I ramble on with all that to say, I was like Dolly Parton, I just wanted to be pretty. Now, of course I didn’t grow up poor or in the backwoods, but I still like to relate to the Blonde Haired Bouffant-wearing Beauty. By the time I was in high school I was just as awkward as my childhood, but now add silver eyeshadow and platinum blonde hair…. Yea…. Sadly all that happened. Either way, high school is where I learned what cosmetology was. I learned that there was more than just standing behind a chair in a little beauty shop that hadn’t been
updated since the mid 70’s. I learned that the beauty industry was kind of a make-your-own-fate kind of industry. I had no clue at the ripe age of 15 what my destiny was, or even if my mom was going to let me live past senior year, but I did know- this is the place that I fit.
So, I did the cosmetology thing in high school, had a
failed attempt at college, and moved on to beauty school. Multiple salons later, here I am. Blogging to you at 4:00 on a Saturday, still in my pajamas, getting material ready for the class I am going to teach at MY OWN salon next weekend. At the age of 26, just 11 short years after learning what it is all about, I am a salon owner, a “beauty” teacher, a beauty blogger, stylist, spray tan artist, and makeup artist. Literally 99% of my time is spent scouring my iPad for different makeup and hair tricks on Pintrest, or reading other bloggers’ views on the best way to get bubble gum out of their hair.
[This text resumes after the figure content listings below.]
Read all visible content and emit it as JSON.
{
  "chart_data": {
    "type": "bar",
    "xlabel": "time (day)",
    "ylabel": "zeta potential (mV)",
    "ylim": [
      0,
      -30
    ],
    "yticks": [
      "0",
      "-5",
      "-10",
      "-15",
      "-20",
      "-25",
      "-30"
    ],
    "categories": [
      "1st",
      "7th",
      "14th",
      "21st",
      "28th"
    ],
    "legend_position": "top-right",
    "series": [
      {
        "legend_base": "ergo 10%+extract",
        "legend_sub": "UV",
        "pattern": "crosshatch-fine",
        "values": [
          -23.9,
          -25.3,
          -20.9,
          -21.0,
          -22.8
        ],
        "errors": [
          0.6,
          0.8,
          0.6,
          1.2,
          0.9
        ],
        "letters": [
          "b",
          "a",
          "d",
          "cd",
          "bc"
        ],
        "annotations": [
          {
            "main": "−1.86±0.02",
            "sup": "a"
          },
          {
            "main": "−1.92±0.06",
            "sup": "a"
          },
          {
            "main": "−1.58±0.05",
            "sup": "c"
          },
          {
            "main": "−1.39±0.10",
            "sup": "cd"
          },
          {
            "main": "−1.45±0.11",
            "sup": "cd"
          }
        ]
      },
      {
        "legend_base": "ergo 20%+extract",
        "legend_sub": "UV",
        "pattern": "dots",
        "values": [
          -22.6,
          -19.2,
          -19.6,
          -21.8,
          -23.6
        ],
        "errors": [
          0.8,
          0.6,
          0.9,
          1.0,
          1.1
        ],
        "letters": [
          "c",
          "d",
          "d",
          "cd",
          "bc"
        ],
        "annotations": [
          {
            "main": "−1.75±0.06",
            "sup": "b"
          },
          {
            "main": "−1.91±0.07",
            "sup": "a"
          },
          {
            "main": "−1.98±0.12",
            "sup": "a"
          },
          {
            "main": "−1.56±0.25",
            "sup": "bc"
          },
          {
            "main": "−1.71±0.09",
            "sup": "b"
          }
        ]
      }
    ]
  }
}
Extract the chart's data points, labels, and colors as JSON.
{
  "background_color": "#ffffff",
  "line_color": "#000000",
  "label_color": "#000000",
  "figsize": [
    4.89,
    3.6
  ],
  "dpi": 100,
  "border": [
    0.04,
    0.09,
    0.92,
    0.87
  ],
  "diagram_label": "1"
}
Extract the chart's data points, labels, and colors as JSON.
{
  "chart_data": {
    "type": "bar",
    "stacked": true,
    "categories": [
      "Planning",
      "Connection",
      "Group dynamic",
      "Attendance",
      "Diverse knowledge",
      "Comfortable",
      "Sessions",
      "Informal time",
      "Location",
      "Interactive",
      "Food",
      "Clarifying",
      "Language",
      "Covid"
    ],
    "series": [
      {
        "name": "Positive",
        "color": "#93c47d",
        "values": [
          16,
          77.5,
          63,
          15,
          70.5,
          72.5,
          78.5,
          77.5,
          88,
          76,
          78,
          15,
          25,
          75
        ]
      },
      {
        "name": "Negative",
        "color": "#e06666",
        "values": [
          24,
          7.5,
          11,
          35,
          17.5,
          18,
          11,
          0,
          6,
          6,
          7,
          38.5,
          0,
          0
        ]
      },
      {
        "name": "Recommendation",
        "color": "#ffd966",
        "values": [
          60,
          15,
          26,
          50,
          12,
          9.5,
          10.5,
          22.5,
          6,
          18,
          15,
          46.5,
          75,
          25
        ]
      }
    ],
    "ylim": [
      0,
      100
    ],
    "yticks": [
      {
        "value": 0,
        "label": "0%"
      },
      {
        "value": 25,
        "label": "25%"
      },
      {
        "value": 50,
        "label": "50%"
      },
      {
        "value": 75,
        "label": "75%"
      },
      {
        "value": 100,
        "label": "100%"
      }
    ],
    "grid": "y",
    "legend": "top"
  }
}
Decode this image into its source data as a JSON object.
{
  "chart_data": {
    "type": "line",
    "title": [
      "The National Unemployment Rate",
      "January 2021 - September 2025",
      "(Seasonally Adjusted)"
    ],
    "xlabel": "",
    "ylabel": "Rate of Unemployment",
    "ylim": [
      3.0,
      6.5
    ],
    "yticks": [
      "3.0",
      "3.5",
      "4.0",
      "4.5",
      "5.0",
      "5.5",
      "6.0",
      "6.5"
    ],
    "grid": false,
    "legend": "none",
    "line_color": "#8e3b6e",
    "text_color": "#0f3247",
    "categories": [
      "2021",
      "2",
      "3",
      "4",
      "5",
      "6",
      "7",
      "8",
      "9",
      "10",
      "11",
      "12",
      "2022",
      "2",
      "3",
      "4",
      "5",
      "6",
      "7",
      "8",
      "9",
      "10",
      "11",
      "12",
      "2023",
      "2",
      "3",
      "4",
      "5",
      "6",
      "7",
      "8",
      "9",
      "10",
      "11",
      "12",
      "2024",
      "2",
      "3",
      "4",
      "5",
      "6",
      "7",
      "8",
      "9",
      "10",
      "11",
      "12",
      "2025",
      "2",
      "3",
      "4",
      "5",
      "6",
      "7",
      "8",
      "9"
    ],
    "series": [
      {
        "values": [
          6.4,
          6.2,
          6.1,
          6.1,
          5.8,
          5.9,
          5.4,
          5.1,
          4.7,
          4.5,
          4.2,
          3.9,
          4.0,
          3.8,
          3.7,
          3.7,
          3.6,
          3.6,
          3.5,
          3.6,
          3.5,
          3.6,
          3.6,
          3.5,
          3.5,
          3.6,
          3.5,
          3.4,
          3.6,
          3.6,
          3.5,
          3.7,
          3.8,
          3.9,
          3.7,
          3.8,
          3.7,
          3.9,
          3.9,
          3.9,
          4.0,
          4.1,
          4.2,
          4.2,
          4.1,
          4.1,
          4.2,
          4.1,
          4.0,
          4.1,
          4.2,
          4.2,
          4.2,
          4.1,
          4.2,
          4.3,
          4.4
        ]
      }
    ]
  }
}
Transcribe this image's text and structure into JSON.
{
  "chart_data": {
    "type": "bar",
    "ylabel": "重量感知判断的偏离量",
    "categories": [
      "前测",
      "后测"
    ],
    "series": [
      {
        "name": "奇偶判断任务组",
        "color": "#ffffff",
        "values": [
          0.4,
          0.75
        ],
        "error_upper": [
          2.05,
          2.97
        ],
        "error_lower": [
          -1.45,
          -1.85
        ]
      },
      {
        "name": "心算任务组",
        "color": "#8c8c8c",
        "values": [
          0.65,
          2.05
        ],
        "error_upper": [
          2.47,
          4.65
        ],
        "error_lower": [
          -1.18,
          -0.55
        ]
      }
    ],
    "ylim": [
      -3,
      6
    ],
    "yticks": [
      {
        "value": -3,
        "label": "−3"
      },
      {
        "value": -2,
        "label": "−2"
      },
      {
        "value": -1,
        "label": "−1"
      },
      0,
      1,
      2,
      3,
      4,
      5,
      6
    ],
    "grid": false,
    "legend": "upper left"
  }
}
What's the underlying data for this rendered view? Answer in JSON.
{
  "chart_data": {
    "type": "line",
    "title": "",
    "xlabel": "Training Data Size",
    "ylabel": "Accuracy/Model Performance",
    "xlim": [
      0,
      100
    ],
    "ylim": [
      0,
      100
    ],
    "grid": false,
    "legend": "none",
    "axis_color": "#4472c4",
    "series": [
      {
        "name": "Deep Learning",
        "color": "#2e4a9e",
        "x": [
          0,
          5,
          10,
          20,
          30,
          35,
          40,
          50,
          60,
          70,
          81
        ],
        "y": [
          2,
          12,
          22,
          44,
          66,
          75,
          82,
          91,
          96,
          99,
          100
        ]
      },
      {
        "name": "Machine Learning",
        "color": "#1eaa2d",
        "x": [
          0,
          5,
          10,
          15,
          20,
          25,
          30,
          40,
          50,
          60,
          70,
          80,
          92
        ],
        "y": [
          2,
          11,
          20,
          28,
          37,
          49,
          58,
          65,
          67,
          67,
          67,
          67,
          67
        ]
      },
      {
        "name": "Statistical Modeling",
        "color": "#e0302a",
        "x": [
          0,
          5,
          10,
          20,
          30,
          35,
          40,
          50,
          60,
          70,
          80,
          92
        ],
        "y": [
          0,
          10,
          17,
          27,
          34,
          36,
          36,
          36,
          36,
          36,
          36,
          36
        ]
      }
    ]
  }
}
I guess I can wrap this rambling rant up to say, I am happy with life. Not just life, but myself. I‘ve gained a shit ton of weight, I’m starting to get stretch marks in places that I didn’t know could stretch, I still have acne like I am a teenager, but at the end of the day I wouldn’t change a bit of it. I put my “war paint” on everyday, style my extensions, and go out to take on the world. I may not be the Swan from Swan Lake now, but I am happy with who I am. Isn’t that the most important thing? Am I not always preaching “You’re Real Not Perfect” and “Love Your Body”? (Oh, wait, I think that my salon may have had events by both of those names, giggle) What I am trying to say here, is at the end of the day when you wash your makeup off i
f you look in the mirror and feel like a corpse, hate the size of your ass, or feel like your two front teeth are too big– always remember- that girl that taught you how to put that makeup on has had those same problems. That’s why we are what we are. Humans.